Milwaukee Daily Sentinel, March 4, 1861

The States of Mississippi and Louisiana, and the Montgomery Convention, have deemed it worth while to assure the commercial world that they guarantee the freedom of the Mississippi, "in times of peace." This reservation implies a right of the rebel Confederacy over that river—an assumption as unfounded as it is impudent, and one which will not be conceded for a moment, either by the General Government, or by any one of the half dozen States directly interested in its uninterrupted navigation.

But even since the promulgation of this guarantee, with a reservation, Louisiana has declared her purpose to ignore it.
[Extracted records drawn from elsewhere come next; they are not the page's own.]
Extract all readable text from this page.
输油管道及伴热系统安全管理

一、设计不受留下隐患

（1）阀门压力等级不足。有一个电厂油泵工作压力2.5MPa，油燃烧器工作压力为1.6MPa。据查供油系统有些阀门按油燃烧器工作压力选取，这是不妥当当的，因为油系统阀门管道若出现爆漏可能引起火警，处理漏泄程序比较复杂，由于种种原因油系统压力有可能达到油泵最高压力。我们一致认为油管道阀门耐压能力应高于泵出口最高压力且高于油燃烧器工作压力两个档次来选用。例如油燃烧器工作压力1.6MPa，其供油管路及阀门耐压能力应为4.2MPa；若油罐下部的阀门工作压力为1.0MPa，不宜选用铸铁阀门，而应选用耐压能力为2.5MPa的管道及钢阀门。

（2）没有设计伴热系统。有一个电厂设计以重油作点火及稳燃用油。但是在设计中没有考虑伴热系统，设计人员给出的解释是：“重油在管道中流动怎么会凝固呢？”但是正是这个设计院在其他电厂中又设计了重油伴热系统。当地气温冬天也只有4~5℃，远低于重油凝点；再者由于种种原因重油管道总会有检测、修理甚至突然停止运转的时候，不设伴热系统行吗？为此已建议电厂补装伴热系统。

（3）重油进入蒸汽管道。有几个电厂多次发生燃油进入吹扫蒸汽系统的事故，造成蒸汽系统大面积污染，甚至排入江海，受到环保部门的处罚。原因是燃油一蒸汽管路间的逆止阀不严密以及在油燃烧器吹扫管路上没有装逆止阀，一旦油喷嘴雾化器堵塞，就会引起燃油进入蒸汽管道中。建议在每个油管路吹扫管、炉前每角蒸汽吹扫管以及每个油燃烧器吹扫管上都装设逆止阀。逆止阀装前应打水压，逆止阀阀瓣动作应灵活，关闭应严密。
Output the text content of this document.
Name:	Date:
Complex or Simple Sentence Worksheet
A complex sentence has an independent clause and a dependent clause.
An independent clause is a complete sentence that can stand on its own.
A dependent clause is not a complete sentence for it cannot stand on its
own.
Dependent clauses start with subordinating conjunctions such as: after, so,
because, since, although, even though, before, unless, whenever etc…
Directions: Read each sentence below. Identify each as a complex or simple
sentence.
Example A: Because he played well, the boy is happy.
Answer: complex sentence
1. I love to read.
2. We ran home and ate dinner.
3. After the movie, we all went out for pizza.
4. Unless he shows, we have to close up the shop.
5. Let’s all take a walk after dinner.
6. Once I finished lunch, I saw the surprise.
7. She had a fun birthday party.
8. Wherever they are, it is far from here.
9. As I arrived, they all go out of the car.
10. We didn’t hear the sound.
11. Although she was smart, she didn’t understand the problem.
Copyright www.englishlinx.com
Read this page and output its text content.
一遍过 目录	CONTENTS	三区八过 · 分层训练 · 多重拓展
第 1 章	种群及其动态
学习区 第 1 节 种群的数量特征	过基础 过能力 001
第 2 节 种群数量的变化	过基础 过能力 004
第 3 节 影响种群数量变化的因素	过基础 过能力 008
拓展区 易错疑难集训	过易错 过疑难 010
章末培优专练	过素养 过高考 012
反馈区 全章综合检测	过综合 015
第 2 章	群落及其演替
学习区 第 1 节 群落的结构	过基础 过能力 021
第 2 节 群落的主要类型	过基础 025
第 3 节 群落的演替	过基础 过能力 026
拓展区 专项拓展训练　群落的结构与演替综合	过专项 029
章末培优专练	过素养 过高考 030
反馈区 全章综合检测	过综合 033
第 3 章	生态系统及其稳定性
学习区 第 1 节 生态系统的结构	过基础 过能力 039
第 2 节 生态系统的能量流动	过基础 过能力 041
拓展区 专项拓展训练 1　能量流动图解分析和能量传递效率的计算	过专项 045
She assumes the right to exact tribute from all comers, and has given public notice that, after the 4th of March, no goods shall pass over the waters of the Mississippi, through her territory, without the payment of such duties as she, in her generosity, may levy.

This is more than an act of war against the Government of the United States. It is a blow struck at every State and Territory bordering on that river and its tributaries. Even should the General Government submit to this indignity, the millions of People to be directly affected by it, will not. Upon the free navigation of the Mississippi depends every material interest of those States and Territories. This great outlet closed, or its use made dependent upon the caprices and whims of a single State, that portion of the Northwest which has no other available outlet to the Atlantic border, sinks at once into the humiliating attitude of an isolated Province.

It would be an insult to the States directly interested in this question to suppose that they would, for a moment, submit to such an act of piratical usurpation. It would bring clown upon the usurping State an avalanche of armed men, who would promptly compel, at no matter what cost, the re-opening of this great National highway.

And this question Louisiana seems determined shall be tried. Better that she herself were cast into the midst of the sea, than that she should persist in what must lead to such fearful results.